On Wednesday I decided to go see a theatre production in a Central American Theatre Festival. I was super excited to see some performance art. It has been about eight months since I have seen any form of theatre, dance, or musical performance, and I was praising my luck for being in San Salvador at the same time as a Theatre Festival. The theatre is inside of the Metro Centro mall, a shopping center catering mostly to middle class Salvadorans. There I was, washing my hands in the Metro Centro food court bathroom, when it happened.
It was the first time anyone had ever directed hate speech at me, and it hit me like a slap to the face. The word in itself did not bother me so much as the situation. Maricón is such a common word to hear. Just yesterday, I was waiting at a busy bus stop, idly watching a family of street vendors. They had an assortment of pirated movies sprawled out on the hot sidewalk. A little boy in the family was playing among the movies with his sister and somehow got glitter on his face. His mother notices and scolds, Mira como andas bien maricoñado con brillo en la cara. Brillo no es para niños varones. (Look how you are all fagged-out with glitter on your face. Glitter is not for little boys.) I frown. The mother notices me and sends a knowing smile, thinking I frown at the atrocity of a little boy with glitter on his face. A vast chasm of difference stretches between my dismay at witnessing the creation of gender roles in a machisto culture and the mother´s smile. The point is maricón is a word I am more or less accustomed to now. I am not accustomed to having it directed at me, nor to hearing it in the capitol.

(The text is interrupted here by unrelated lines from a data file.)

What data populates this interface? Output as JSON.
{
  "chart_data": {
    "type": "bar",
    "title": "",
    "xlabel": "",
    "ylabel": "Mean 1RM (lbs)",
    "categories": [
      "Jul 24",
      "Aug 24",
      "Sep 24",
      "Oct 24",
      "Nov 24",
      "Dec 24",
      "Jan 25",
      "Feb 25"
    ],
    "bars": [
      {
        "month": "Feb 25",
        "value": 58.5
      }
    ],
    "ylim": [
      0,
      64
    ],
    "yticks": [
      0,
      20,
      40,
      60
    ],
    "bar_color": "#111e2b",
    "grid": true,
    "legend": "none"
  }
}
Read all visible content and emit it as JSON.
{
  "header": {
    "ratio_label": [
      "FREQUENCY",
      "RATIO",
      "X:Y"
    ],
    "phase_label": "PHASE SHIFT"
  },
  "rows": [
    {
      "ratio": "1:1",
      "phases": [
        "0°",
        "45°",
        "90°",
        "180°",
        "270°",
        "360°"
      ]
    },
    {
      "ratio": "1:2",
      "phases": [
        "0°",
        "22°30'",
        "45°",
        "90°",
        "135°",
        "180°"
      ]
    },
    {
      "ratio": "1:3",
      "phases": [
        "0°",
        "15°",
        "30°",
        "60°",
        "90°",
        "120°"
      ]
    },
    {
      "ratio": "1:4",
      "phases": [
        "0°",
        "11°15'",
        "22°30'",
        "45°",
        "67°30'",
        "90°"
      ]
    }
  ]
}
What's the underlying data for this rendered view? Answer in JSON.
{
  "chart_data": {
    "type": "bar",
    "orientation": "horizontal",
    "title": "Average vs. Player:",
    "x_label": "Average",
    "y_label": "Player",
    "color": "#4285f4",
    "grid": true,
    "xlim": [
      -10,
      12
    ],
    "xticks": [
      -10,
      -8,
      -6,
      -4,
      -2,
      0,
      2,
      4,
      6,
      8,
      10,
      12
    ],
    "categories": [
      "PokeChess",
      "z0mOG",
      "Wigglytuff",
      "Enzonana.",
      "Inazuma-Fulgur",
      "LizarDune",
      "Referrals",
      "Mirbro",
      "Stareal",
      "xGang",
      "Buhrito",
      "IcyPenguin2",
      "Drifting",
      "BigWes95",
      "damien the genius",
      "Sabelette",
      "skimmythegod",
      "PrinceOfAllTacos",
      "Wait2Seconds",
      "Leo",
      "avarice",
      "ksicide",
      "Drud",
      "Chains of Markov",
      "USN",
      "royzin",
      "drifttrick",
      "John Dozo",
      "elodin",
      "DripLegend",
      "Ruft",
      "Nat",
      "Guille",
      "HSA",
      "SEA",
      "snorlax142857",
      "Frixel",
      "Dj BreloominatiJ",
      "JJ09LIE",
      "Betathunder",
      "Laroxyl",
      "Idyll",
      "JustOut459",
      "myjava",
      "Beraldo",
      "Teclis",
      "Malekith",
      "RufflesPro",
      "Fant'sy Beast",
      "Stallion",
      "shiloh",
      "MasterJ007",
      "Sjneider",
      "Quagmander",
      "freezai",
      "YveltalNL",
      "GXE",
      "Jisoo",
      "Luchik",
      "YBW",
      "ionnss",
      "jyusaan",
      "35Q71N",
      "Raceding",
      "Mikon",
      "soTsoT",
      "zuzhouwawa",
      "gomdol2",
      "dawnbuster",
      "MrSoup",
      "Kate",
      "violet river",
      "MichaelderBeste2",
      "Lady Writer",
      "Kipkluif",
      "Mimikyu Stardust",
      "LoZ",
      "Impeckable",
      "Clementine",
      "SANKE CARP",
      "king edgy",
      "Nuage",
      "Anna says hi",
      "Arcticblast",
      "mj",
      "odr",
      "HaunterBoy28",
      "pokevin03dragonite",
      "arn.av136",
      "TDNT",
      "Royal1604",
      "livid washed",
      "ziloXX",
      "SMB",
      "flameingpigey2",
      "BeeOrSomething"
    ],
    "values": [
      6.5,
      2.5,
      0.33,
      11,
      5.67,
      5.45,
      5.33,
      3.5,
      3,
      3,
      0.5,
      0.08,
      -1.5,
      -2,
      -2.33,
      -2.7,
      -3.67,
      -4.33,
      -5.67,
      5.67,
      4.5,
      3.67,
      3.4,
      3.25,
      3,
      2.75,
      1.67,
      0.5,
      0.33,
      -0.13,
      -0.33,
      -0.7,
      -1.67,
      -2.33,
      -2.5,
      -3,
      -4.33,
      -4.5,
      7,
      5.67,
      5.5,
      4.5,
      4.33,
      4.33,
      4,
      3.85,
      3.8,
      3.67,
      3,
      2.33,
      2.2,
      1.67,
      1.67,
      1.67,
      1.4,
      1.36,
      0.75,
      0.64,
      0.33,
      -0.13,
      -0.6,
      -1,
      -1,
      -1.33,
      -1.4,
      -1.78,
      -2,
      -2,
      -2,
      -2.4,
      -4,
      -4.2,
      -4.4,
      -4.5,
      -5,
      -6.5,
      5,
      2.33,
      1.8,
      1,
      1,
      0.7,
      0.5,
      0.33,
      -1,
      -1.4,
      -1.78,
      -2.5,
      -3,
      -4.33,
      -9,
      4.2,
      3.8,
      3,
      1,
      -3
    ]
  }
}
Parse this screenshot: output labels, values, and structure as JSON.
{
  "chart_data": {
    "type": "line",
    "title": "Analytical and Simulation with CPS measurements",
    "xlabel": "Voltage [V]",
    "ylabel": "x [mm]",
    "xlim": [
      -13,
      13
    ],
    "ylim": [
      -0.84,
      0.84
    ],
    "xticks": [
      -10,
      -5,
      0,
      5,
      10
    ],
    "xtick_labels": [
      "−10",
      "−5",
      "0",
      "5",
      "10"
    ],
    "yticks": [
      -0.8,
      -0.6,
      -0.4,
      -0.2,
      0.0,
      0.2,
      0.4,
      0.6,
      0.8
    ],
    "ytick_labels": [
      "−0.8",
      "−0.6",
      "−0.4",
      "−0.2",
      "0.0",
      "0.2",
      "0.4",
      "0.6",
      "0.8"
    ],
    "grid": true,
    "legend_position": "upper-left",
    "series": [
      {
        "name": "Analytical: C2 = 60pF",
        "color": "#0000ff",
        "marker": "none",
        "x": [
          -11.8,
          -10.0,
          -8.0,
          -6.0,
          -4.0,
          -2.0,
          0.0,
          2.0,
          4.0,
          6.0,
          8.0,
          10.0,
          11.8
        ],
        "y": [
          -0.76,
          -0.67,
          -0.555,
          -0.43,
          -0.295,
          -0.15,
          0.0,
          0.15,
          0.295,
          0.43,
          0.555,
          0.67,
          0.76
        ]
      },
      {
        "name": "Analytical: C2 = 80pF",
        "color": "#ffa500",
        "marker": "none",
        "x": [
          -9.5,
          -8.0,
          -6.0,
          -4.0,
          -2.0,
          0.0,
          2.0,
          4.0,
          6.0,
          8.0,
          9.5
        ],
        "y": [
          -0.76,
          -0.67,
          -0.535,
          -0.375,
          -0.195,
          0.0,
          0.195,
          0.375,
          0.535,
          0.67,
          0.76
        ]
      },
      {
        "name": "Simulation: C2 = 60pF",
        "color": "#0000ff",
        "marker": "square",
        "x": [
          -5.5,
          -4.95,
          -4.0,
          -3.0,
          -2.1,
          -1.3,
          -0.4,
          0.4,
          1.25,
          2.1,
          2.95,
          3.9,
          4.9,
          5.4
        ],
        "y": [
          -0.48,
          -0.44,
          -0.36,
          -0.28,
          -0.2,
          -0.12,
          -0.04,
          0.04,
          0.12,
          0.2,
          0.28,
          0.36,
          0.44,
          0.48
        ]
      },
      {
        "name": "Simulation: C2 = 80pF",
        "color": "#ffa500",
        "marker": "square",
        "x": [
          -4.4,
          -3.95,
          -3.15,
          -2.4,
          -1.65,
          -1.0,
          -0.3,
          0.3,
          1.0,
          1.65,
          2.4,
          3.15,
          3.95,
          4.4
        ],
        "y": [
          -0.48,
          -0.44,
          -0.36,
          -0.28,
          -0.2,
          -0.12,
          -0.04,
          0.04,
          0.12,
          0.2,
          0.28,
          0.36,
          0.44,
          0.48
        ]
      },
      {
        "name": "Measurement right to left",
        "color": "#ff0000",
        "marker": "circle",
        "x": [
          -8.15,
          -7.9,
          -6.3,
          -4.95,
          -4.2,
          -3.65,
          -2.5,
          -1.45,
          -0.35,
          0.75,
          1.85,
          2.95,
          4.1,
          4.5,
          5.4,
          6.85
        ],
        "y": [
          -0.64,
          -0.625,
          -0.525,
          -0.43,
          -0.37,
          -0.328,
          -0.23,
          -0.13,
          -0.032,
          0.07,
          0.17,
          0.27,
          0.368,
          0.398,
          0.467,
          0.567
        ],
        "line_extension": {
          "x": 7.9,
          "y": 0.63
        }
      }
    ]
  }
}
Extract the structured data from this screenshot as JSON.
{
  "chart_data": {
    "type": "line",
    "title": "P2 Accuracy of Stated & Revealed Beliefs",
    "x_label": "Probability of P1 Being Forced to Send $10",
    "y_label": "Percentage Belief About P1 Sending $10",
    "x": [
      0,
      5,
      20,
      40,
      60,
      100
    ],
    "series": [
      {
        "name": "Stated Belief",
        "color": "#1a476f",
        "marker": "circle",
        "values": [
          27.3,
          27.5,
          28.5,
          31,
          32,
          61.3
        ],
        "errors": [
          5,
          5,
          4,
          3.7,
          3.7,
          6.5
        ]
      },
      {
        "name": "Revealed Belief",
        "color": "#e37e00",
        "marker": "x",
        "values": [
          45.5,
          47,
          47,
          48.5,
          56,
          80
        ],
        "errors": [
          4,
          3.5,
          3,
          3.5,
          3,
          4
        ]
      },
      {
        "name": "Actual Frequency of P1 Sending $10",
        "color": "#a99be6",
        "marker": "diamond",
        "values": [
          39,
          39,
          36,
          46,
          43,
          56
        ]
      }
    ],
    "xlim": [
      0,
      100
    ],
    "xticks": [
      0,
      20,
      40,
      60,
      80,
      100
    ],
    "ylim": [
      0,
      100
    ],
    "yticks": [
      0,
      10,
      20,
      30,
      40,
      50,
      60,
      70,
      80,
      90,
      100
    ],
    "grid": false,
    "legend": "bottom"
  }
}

I come to San Salvador to relax, to be myself, let down the act I put on in my community, to wear V-necks if I feel like it. I always imagined San Salvador as a safe zone for my identity, a place where I can be the Eric I was in the States - go out dancing, watch theatre, see movies in English, openly consume alcohol, sit in cafes with my legs crossed. Wednesday I had a major reality check. Even though San Salvador is significantly more cosmopolitan and diverse than my rural home, it is still in El Salvador and subject to all of the biases and prejudices that exist in the culture. It was a very sobering experience.